As for the syntactic annotation, there does not seem to be a simple and easy-to-follow rule. Each sentence will have to be decided separately, seeking a compromise between the actual surface form and the assumed intended reading. For example, consider the Czech preposition k “to” which requires noun phrases in the dative. If the text contains (wrong) k auto instead of (correct) k autu, using the relation case(auto, k)
is probably the only thing we can do, disregarding the fact that the nominative auto is ungrammatical with the preposition.
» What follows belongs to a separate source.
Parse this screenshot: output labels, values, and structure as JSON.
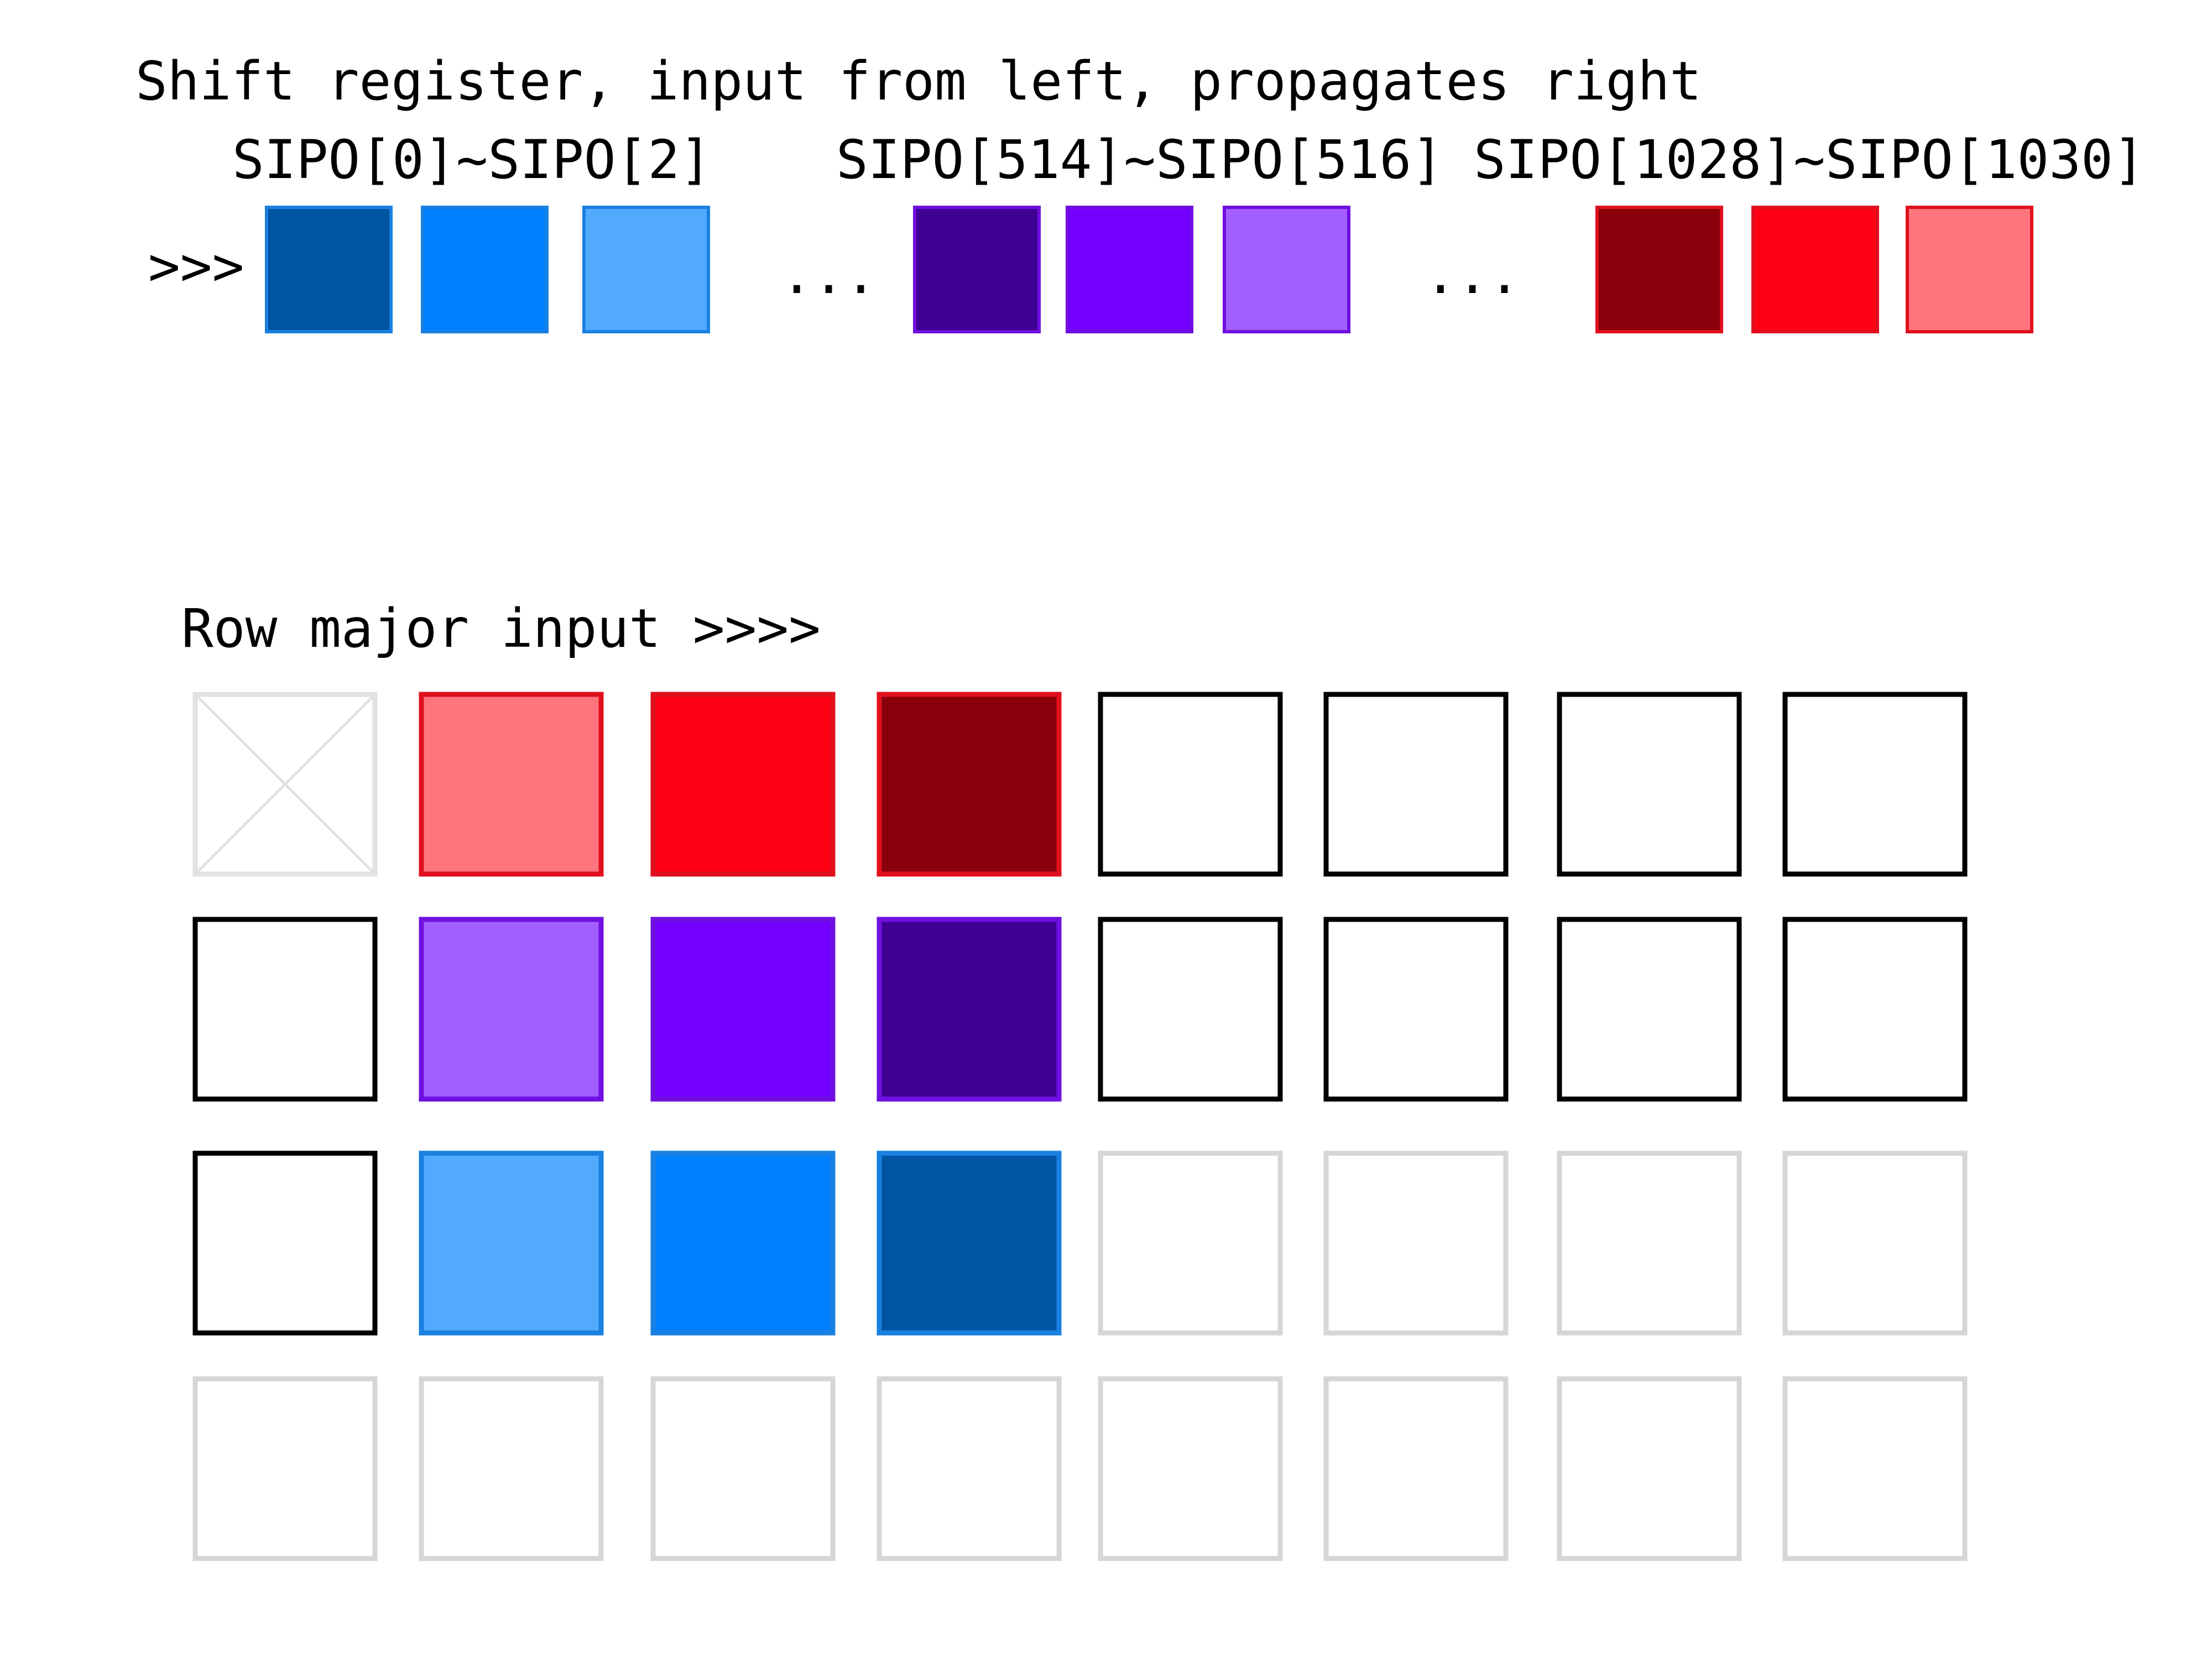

# text = The cars is produced in Detroit. 1 The the DET _ Definite=Def|PronType=Art 2 det _ _ 2 cars car NOUN _ Number=Plur 4 nsubj:pass _ _ 3 is be AUX _ Mood=Ind|Number=Sing|Person=3|Tense=Pres|VerbForm=Fin 4 aux:pass _ CorrectForm=are|CorrectNumber=Plur 4 produced produce VERB _ Tense=Past|VerbForm=Part 0 root _ _ 5 in in ADP _ _ 6 case _ _ 6 Detroit Detroit PROPN _ Number=Sing 4 obl _ SpaceAfter=No 7 . . PUNCT _ _ 4 punct _ _
Historical Spelling
Similar mechanisms could also be used to mark historical spelling in older texts. For instance,
German sein “to be” used to be spelled seyn. It is not a typo because this form was correct
in the time the text was produced. Thus in the FEATS column, we may use Style=Arch
to mark
that this is an archaic form. In the MISC column, we can add ModernForm=sein
(an analogy to
CorrectForm=sein
, which we would use if we wanted to mark it as a typo).